This approach uses a greedy strategy combined with a max-heap (priority queue) to determine the optimal use of bricks and ladders. The idea is to always use bricks first for the smallest height difference and use ladders for the largest, potentially reserving the ladders for future taller buildings. Whenever we encounter a new jump (difference in height), we add it to the heap, and if the total number of jumps exceeds the available ladders, we use bricks for the smallest jump. If we don’t have enough bricks, we can’t proceed further.
Time Complexity: O(n log n) due to sorting.

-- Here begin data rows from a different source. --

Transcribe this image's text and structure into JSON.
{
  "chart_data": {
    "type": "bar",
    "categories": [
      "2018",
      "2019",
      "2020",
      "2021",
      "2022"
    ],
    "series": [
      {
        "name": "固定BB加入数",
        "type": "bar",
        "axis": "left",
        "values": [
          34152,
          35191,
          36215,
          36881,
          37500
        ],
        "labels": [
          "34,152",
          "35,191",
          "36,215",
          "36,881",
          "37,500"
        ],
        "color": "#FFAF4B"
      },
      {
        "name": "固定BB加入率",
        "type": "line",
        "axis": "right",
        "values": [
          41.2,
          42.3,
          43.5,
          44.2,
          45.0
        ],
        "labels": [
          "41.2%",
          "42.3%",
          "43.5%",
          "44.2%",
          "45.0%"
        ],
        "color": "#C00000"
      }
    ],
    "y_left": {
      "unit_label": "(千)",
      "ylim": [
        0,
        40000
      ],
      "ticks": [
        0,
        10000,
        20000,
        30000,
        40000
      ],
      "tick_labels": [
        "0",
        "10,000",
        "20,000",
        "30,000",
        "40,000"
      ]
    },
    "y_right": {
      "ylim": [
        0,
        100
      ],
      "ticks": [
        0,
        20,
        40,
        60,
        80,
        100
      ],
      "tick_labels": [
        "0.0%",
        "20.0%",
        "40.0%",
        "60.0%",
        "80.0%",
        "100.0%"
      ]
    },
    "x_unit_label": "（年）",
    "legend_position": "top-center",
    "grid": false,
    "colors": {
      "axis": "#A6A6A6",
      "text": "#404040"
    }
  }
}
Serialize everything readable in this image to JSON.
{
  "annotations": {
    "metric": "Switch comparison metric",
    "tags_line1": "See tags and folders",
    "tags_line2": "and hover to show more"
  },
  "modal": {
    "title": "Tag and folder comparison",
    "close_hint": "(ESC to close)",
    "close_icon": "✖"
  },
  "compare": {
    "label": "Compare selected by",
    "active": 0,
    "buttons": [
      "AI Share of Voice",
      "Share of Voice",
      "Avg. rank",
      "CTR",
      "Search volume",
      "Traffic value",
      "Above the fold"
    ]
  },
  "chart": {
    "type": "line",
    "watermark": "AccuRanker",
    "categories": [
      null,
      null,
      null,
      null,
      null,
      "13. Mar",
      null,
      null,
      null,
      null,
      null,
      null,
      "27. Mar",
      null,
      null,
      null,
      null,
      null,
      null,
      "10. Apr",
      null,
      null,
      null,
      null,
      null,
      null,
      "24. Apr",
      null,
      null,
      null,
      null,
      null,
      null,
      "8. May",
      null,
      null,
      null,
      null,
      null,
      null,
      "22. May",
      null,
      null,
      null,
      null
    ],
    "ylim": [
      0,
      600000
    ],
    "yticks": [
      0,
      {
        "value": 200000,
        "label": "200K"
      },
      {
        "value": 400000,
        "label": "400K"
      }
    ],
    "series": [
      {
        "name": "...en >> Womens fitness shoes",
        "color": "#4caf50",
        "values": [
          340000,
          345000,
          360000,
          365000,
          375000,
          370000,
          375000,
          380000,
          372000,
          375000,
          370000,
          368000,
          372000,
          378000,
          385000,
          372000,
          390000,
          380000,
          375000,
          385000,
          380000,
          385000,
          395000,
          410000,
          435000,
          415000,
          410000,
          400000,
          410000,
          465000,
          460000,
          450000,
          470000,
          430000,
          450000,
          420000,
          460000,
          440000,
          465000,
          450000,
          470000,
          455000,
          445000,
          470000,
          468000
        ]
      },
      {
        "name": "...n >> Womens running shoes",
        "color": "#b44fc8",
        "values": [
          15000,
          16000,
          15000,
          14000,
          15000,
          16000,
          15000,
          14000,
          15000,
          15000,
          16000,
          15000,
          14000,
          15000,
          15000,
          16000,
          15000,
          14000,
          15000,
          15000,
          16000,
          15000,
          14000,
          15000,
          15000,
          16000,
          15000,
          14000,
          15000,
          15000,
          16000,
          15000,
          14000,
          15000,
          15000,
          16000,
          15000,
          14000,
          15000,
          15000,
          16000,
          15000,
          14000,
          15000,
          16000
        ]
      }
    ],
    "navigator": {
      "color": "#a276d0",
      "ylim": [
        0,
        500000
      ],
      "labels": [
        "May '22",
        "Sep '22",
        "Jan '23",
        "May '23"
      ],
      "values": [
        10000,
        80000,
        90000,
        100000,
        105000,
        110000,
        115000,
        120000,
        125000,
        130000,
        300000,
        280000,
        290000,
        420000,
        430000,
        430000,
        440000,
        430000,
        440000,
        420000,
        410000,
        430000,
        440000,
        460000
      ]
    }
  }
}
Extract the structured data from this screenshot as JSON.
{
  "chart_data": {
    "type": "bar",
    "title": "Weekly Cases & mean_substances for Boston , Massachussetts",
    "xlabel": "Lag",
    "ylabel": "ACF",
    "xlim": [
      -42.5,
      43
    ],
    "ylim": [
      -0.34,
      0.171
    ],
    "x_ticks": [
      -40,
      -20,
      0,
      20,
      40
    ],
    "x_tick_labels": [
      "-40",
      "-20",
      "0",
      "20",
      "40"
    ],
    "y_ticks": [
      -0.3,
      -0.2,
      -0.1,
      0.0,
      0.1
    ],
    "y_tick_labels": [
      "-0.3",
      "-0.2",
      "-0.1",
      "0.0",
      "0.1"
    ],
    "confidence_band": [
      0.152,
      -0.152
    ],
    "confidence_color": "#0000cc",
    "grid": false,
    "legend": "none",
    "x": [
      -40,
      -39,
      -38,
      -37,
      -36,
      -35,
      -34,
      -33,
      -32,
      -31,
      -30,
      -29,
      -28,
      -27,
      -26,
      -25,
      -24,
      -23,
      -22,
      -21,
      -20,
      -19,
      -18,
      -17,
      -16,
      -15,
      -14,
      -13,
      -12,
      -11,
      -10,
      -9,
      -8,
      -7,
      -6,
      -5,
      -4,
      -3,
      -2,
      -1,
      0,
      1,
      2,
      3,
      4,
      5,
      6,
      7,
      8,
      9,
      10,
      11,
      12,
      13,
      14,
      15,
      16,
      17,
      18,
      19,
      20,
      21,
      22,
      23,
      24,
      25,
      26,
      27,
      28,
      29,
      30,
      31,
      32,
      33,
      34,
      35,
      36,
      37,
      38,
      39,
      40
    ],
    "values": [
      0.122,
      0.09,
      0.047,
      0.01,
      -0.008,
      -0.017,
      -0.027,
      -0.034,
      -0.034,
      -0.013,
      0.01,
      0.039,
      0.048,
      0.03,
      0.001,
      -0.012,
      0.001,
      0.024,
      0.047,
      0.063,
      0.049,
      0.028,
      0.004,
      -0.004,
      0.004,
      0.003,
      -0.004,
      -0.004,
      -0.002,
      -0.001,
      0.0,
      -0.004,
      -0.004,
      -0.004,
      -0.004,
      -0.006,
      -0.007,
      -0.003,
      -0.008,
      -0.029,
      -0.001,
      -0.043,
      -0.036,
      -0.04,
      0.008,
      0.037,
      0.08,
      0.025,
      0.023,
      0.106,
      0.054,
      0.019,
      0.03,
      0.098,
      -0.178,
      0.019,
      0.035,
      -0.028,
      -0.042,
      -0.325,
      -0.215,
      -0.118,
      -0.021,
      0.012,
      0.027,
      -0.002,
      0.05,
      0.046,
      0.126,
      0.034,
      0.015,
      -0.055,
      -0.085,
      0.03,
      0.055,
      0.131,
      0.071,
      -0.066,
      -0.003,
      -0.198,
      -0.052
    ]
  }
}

Space Complexity: O(n) for storing height differences.
1#include <iostream>
2#include <queue>
3#include <vector>
4using namespace std;
5
6int furthestBuilding(vector<int>& heights, int bricks, int ladders) {
7 priority_queue<int, vector<int>, greater<int>> minHeap;
8 for (int i = 0; i < heights.size() - 1; ++i) {
9 int diff = heights[i + 1] - heights[i];
10 if (diff > 0) {
11 minHeap.push(diff);
12 if (minHeap.size() > ladders) {
13 bricks -= minHeap.top();
14 minHeap.pop();
15 if (bricks < 0) return i;
16 }
17 }
18 }
19 return heights.size() - 1;
20}
21
22int main() {
23 vector<int> heights = {4, 12, 2, 7, 3, 18, 20, 3, 19};
24 cout << furthestBuilding(heights, 10, 2) << endl; // Output: 7
25}
26This C++ solution implements a priority queue (or min-heap) to effectively manage the use of bricks and ladders. It pushes positive height differences onto the heap and tries to use ladders first by keeping the size of the heap as the count of ladders. When this count exceeds, it compensates using bricks for the smallest value in the heap.
This approach employs binary search to find the furthest building we can reach. The binary search is performed over the indices of the buildings (0 to n-1). For each index midpoint in the search, we check if it's possible to reach that building, given the constraints of available bricks and ladders using a helper function that checks feasibility by simulating resource allocation greedily. The search continually refines the possible maximum index based on resource ability.
Time Complexity: O(n log n) because of binary search with operations similar to heap for each midpoint.
Space Complexity: O(n) to store the min-heap simulation for each search step.
1function canReach(heights, bricks, ladders, target) {
2 const minHeap = [];
3 function heapPush(val) {
4 minHeap.push(val);
5 minHeap.sort((a, b) => a - b);
6 }
7 function heapPop() {
8 return minHeap.shift();
9 }
10 for (let i = 0; i < target; i++) {
11 let diff = heights[i + 1] - heights[i];
12 if (diff > 0) {
13 heapPush(diff);
14 if (minHeap.length > ladders) {
15 bricks -= heapPop();
16 if (bricks < 0) return false;
17 }
18 }
19 }
20 return true;
21}
22
23function furthestBuilding(heights, bricks, ladders) {
24 let low = 0, high = heights.length - 1;
25 let result = 0;
26 while (low <= high) {
27 let mid = Math.floor((low + high) / 2);
28 if (canReach(heights, bricks, ladders, mid)) {
29 result = mid;
30 low = mid + 1;
31 } else {
32 high = mid - 1;
33 }
34 }
35 return result;
36}
37
38// Example usage
39console.log(furthestBuilding([4, 12, 2, 7, 3, 18, 20, 3, 19], 10, 2)); // Output: 7
40For the JavaScript version, binary searching extends along building indices up with long strides. A helper canReach functions through sorted climbs to offer minimally invasive actions akin to other language principles, discerning extreme outreach via mapping possible corridors.